Although this section of the speech is steeped in references to technical literature, it puts at least one major question up for debate: is what ails the Eurozone a need to reassert monetary dominance? The now seemingly widely accepted diagnosis of Professor Paul de Grauwe was that the Eurozone had excessive monetary dominance: precisely because the ECB was not a national central bank, none of the fiscal authorities within it had the ultimate backstop of monetary financing of debt, and therefore some face punishingly high yields or complete lock out from bond markets.

So although what M. Cœuré describes may be pleasing to Bundesbank ears, the underlying interpretation is somewhat different. What’s happening now is not a switch back from fiscal dominance to monetary dominance. It’s a kinder, gentler monetary dominance where the discipline comes not from a binge and purge fiscal cycle, but more active support to keep the would-be fiscal dominators from finding out the hard way what happens at the end of the alternative path.
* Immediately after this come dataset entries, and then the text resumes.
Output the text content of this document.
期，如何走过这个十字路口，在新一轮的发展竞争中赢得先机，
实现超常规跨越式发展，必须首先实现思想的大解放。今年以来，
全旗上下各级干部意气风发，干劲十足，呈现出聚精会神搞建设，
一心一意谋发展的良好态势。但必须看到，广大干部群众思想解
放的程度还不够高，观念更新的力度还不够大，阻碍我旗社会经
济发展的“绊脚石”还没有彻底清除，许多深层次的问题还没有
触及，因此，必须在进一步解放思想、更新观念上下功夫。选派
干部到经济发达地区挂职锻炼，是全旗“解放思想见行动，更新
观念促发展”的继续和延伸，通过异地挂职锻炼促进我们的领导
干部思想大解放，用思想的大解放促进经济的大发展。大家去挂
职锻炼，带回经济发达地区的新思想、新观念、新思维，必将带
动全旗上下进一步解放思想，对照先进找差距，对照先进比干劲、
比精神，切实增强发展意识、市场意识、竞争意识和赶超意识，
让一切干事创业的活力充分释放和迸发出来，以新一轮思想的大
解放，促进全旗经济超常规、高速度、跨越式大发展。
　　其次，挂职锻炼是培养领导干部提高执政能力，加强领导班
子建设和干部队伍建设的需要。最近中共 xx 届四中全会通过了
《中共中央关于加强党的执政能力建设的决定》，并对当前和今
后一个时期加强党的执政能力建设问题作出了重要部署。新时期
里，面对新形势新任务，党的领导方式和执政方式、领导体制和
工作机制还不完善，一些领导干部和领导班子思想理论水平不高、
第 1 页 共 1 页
In so doing, it also makes old style Bundesbank monetarism easier: tight money now doesn’t force countries to the point where inflation is eventually the only option.

The Eurozone designs a halfway house

Setting out the framework for the ECB’s Outright Monetary Transactions (OMT) on Thursday, the ECB said

They may also be considered for Member States currently under a macroeconomic adjustment programme when they will be regaining bond market access.

Certainly helpful for Ireland and Portugal to have that backstop. What’s not quite so clear is how the conditionality would be applied. The countries would be selling bonds as a path to exit from their existing Troika programme and the programme would presumably expire as the final disbursements were made and the original programme conditions met. So what is the Post-Program Monitoring (as the IMF might say) for those countries?